La tarda mattina del 9 maggio tornavo a piedi, come ero solito fare dalla sede della redazione, in Largo Chigi 9, a casa. Abitavo in via dei Funari; una parallela di via delle Botteghe Oscure, sede del Partito Comunista, e a un paio di centinaia di metri da piazza del Gesù dove si riuniva da sempre la Democrazia Cristiana. Perciò facevo via del Corso, giravo a piazza del Collegio Romano, poi da via del Gesù sbucavo a piazza del Gesù, mi infilavo in via Celsa, traversavo via delle Botteghe Oscure e infilavo via Caetani per arrivare a via dei Funari.

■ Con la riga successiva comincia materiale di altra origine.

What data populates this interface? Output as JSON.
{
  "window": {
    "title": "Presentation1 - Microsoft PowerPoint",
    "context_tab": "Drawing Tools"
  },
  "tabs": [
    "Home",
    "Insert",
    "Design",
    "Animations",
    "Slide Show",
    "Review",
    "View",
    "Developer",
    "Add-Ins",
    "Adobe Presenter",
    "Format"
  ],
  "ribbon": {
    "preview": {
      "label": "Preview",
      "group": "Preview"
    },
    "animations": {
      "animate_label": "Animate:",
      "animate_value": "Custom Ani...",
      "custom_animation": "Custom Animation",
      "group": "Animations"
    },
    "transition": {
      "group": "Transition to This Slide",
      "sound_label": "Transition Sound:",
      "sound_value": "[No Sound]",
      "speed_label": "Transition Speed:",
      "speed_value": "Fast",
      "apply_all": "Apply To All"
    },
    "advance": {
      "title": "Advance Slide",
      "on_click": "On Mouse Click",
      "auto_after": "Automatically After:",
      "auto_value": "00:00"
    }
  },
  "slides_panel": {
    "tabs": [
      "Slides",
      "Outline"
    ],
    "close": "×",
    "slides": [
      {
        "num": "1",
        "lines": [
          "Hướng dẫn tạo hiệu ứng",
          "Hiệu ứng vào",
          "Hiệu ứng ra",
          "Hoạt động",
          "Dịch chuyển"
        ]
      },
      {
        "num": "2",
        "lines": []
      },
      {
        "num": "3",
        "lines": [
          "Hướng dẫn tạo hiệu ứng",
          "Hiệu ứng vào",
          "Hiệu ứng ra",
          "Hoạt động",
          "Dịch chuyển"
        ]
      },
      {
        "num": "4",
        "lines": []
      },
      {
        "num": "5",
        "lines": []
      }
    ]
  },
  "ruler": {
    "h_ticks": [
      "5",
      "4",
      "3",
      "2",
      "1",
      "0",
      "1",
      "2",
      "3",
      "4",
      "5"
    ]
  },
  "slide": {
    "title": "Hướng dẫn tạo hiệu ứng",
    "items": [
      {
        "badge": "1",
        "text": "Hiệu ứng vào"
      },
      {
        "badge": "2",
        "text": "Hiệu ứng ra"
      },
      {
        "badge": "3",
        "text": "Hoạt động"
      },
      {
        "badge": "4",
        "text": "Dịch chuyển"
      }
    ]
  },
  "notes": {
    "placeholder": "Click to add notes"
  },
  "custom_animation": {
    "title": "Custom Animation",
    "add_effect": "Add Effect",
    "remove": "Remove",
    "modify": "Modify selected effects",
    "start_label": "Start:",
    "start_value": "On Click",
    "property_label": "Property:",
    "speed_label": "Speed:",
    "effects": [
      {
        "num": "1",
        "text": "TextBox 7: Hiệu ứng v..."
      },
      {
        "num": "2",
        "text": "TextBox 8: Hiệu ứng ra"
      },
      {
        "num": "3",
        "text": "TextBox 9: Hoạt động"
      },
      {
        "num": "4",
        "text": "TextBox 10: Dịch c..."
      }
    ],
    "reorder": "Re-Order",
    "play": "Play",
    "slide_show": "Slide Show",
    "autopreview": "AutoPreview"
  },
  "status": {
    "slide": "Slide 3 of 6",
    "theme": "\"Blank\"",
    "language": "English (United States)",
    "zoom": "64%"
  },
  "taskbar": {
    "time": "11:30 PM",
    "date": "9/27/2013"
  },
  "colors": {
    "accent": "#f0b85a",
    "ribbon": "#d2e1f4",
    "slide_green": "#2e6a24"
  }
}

Così feci quel giorno; ero a metà di via Caetani quando sentii arrivare a tutta velocità un’automobile. Mi girai, e vidi che si trattava di una volante della polizia, senza sirena. Mi sorpassò, e poi frenò bruscamente. I due agenti scesero, e si avvicinarono a una R4 rossa, parcheggiata a una ventina di metri dall’incrocio, e aprirono il bagagliaio. A quel punto li avevo raggiunti e sbirciando sopra le loro spalle nel bagagliaio aperto vidi una coperta, e un involto, un corpo.

 

Si voltarono, chiusero il bagagliaio, e uno di loro mi intimò di allontanarmi, mentre l’altro correva verso il palazzo che ospitava la Discoteca di Stato per telefonare. “Ci vorrebbe la pena di morte” mormorava quello rimasto di guardia.

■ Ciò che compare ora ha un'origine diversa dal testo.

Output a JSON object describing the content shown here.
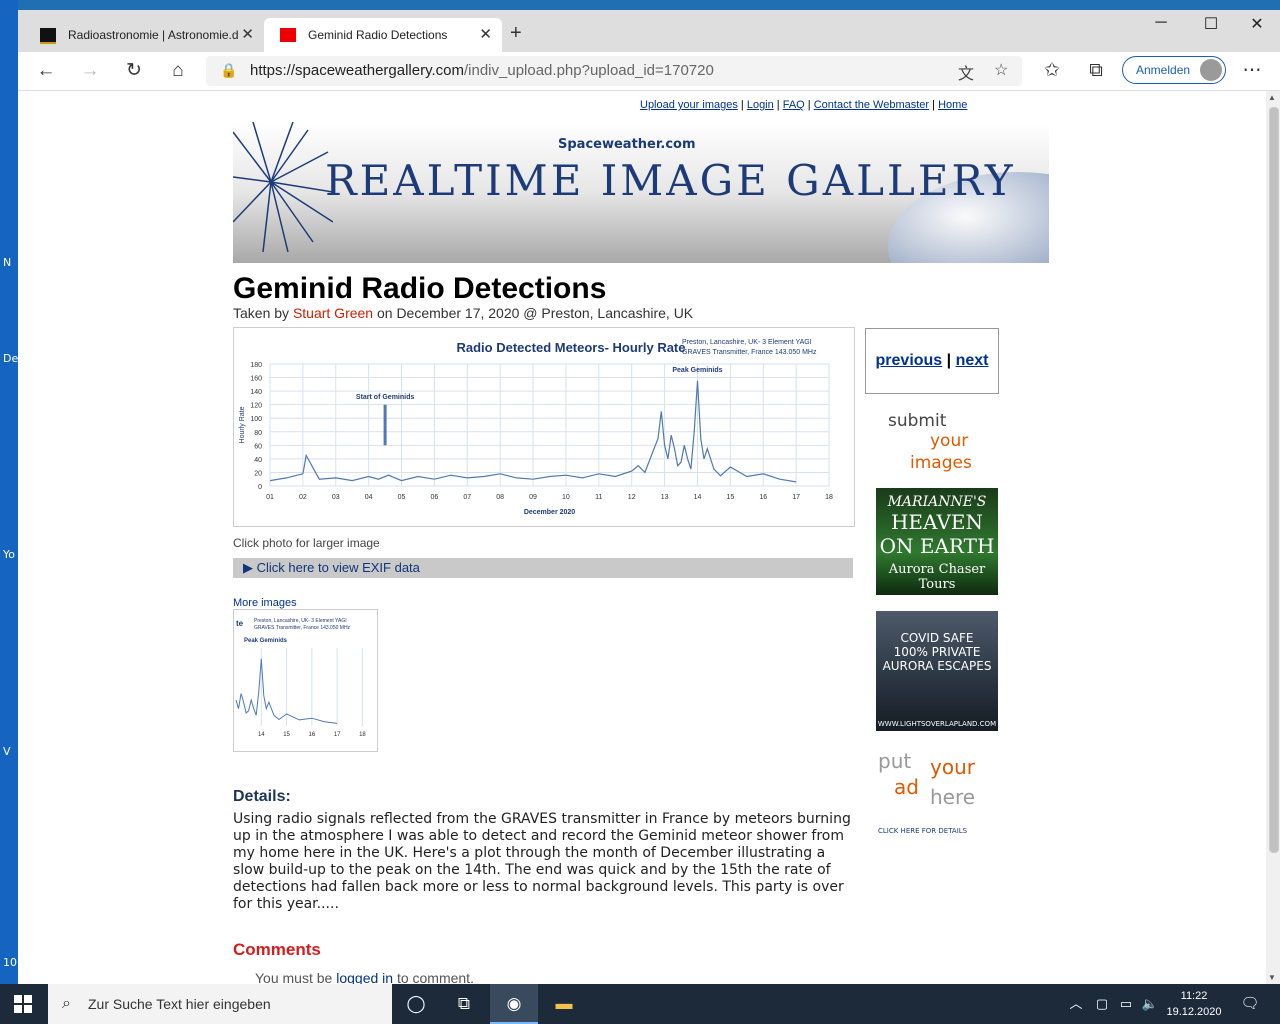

Non sono un genio, ma capii che si trattava del cadavere dello statista rapito quasi due mesi prima. Era l’era pre-cellulari: corsi a casa per telefonare al giornale. Stampa Sera era in chiusura: chiamai il direttore, Ennio Caretto, gli diedi la notizia e poi tornai in strada. Conservo ancora il biglietto che mi inviò, il giorno dopo, ringraziandomi per la telefonata che ci aveva consentito di uscire con il titolo di prima pagina una buona mezz’ora prima che le agenzie battessero la notizia del ritrovamento del cadavere. Prima di precipitarmi in strada di nuovo chiamai anche il capo della redazione romana de La Stampa, Aldo Rizzo, per metterlo al corrente.

 

Quando tornai giù, la situazione era radicalmente cambiata; agenti, carabinieri, guardie di finanza stavano arrivando da ovunque. E vidi che avevano bloccato gli accessi sia di via Caetani che di via dei Funari. “Non fate passare nessuno!” sentii gridare in tono di comando. Pensai che se fossi stato visto, mi avrebbero immediatamente respinto oltre i cordoni che si stavano formando, e allora mi infilai in Palazzo Caetani, salii due piani di scale e mi mescolai agli studenti che popolavano la biblioteca dell’Istituto di Storia Moderna e Contemporanea dell’università. Mi affacciai alle finestre che davano su via Caetani. La strada, normalmente semivuota e tranquillissima, era diventata una bolgia, e il campo di discussione per tutte le possibili autorità di sicurezza, che si disputavano il diritto di decidere chi potesse passare e chi no. Poi qualcuno di loro alzò il capo verso le finestre del palazzo, le vide popolate di curiosi e dette un ordine. Pochi minuti più tardi arrivarono gli agenti e diedero l’ordine di sgomberare. Ma non volevo abbandonare la zona; mentre sentivo in distanza le grida dei giornalisti e dei fotografi a cui veniva negato, anche con qualche ruvidezza, l’accesso, scesi le scale e mi finsi uno degli agenti di scorta del ministro dell’Interno Cossiga. Potei così osservare con comodo l’arrivo tumultuante di ufficiali e responsabili dei vari corpi dello Stato, intorno alla R4 e al corpo senza vita della vittima delle BR. Per qualche tempo; poi fu dato l’ordine di liberare del tutto la strada, e anch’io fui obbligato ad allontanarmi. Mi recai al giornale, dove scrissi uno dei pochissimi – forse l’unico – articolo che io abbia mai redatto in prima persona, da testimone unico e privilegiato di quel tragico avvenimento.